Procédure contentieuse antérieure :

Mme D... C... a demandé au tribunal administratif de Rennes d'annuler la décision du 7 mars 2016 par laquelle le ministre de la défense a refusé de reconnaître l'imputabilité au service de son accident survenu le 10 février 2015.

Par un jugement n° 1602242 du 19 janvier 2018, le tribunal administratif de Rennes a annulé cette décision (article 1er) et a enjoint à la ministre des armées de prendre une nouvelle décision reconnaissant l'imputabilité au service de cet accident et de reconstituer la carrière de Mme C... en lui versant les rappels de traitement auxquels elle a droit et en prenant en charge les dépenses de santé induites par cet accident, ces sommes devant être assorties des intérêts au taux légal à compter du 24 mai 2016 (article 2). La somme de 1 500 euros a en outre été mise à la charge de l'Etat au titre de l'article L. 761-1 du code de justice administrative (article 3).

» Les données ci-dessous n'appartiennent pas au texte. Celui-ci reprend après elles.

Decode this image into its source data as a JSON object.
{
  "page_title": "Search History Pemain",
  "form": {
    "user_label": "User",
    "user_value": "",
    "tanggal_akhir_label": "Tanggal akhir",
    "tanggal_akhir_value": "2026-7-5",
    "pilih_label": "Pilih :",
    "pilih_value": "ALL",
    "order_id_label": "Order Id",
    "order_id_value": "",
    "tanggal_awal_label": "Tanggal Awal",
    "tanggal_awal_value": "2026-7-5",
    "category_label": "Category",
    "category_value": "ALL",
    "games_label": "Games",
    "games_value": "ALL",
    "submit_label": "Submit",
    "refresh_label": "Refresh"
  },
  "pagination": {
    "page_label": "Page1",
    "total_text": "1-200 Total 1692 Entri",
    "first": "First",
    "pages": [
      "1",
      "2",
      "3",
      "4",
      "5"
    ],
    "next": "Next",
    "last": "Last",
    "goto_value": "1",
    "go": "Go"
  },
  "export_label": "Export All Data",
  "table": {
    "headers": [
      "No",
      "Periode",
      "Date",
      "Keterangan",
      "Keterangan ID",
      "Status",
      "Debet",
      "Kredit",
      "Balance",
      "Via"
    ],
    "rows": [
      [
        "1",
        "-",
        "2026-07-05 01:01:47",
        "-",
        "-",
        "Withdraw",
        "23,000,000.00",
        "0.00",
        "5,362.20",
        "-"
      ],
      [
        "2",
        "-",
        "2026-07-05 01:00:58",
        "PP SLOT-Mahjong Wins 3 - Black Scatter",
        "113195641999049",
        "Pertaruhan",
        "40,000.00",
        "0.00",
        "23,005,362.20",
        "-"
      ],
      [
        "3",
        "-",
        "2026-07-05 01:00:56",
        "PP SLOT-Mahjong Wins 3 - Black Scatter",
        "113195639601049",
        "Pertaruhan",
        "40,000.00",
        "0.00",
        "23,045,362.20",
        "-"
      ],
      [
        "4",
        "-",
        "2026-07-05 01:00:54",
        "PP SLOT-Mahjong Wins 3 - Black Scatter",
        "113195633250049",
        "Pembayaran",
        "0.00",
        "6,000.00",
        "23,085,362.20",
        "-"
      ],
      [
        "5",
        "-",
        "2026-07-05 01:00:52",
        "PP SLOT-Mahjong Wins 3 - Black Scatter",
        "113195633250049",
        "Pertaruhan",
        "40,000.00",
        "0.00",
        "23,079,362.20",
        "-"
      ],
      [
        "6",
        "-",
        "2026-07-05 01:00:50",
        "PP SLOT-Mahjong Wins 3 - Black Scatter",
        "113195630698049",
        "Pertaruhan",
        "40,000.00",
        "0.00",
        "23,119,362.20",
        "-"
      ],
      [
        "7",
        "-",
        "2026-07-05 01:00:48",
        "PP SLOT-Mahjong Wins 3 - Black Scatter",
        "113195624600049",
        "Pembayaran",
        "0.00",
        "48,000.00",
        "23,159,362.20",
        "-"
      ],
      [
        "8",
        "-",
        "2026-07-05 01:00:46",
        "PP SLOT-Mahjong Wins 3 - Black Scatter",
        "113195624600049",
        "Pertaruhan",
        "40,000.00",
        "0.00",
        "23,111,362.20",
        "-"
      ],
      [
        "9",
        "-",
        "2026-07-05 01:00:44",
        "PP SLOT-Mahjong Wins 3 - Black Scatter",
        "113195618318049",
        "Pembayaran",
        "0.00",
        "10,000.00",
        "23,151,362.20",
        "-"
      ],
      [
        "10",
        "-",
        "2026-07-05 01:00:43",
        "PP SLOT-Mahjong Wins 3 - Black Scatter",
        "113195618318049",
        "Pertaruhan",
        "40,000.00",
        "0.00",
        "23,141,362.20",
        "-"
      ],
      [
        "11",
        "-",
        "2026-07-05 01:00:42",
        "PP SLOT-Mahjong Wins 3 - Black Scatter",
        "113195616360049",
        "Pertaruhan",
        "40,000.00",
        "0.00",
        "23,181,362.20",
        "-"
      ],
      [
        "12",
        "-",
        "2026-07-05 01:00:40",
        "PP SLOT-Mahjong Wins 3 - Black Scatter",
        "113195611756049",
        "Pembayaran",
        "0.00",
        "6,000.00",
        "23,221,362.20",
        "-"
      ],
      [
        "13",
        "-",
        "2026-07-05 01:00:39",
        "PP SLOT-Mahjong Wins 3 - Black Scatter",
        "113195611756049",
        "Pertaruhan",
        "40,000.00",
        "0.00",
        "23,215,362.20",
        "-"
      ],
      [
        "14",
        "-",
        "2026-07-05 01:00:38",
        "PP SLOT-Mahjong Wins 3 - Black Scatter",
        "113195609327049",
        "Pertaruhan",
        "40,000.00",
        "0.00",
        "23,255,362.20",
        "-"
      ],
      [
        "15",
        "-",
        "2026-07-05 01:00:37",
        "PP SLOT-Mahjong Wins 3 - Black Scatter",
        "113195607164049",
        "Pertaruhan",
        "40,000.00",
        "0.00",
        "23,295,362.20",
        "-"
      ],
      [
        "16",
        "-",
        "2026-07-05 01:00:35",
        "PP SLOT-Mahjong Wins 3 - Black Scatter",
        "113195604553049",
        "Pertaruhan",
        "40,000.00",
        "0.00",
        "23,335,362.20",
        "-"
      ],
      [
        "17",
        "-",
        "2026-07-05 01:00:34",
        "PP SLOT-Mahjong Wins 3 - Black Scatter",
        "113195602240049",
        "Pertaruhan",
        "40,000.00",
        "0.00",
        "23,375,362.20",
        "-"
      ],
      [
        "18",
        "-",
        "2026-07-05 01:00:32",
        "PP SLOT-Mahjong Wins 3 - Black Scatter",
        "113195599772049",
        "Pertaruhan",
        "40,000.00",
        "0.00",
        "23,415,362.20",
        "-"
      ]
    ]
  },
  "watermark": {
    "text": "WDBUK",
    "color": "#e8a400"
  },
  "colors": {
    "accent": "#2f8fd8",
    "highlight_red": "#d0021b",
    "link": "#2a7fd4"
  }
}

Procédure devant la cour :

Par une requête enregistrée le 19 mars 2018, la ministre des armées demande à la cour :

1°) d'annuler ce jugement du tribunal administratif de Rennes du 19 janvier 2018 ;

2°) de rejeter la demande présentée devant le tribunal administratif de Rennes par Mme C....

Elle soutient qu'un entretien d'évaluation professionnelle ne peut être regardé comme un évènement soudain et violent de nature à caractériser l'existence d'un accident de service au sens des dispositions du deuxième alinéa du 2° de l'article 34 de la loi du 11 janvier 1984.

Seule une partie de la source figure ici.